Thursday, July 27, 2017

Shame he didn't think of this before they did all those artist's renderings of elevated hyperloops

I thought about adding this to the previous Elon Musk post (which actually hasn’t run yet in my timeline {sorry, been watching Dr. Who}), but the focus here is less on who said the quote and more on the people who wrote it down. Besides, this makes a really nice follow-up to yesterday's "undertakings of great advantage" post.

The following was from a pretty good Wired article on Musk’s “proposal” to build multiple layers of tunnels under Los Angeles.
“We’re just going to figure out what it takes to improve tunneling speed by, I think, somewhere between 500 and 1,000 percent,” he said Sunday during a hyperloop design competition at SpaceX. “We have no idea what we’re doing—I want to be clear about that.”

As I just mentioned, the Wired piece was pretty good and is not included in the following criticisms, but there were plenty of entirely credulous outlets that reported on his story. Presumably, all of them at least saw the 500 to 1,000 percent claim. This should have been one of those points where the credibility of the subject goes to zero. You don’t just decide that you are going to improve a process by a factor of five or ten. This is especially true when we are talking about widely used technology which a large number of the world’s most gifted engineers are constantly trying to improve. If Musk had said he was planning on going to the track every day next week and just picking winners, the statement would have been more believable.

Barring a belief in magic (which, I’d argue, is disturbingly common in 21st-century journalism. That is, however, a topic I need to address when I have more time), there is simply no way that a responsible and competent reporter can cover a planned project where one of the fundamental elements is this implausible without explicitly and emphatically dismissing the whole thing.

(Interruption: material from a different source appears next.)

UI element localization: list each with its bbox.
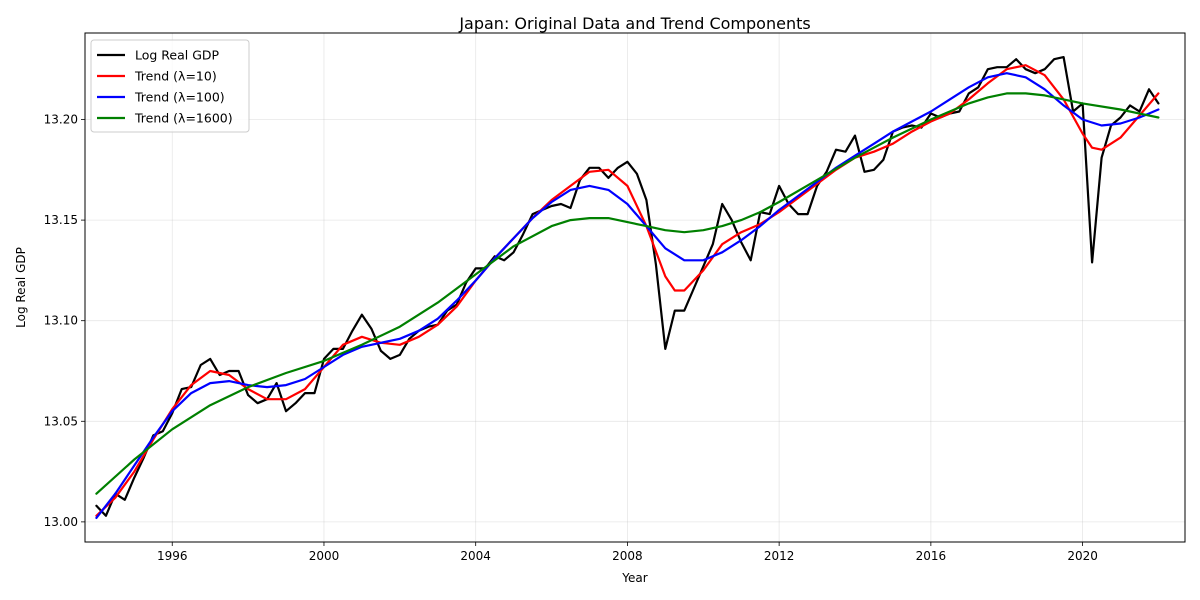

[At this point, I am supposed to acknowledge that this or that is possible. The problem with that particular journalistic convention is that possibility is such a broad standard as to be useless. Outside of axiomatic systems, it can be genuinely difficult to come up with a non-trivial example of an impossibility.]

Of course, claims of huge improvements don’t have to be improbable or implausible, but in order to be credible they must be grounded in some way. You need to specify some technological advance or infrastructure upgrade or radically different approach. Such claims might still be improbable, but at least there is what you might call a path to plausibility.

When someone says “I’m going to take a look at [some complex problem that smart, serious people have been struggling with for a long time] and come up with some amazing solution,” reporters and editors have a professional obligation to call the bullshit bullshit. Doing otherwise leads to bad investments, bad public policy decisions, and bad presidential elections.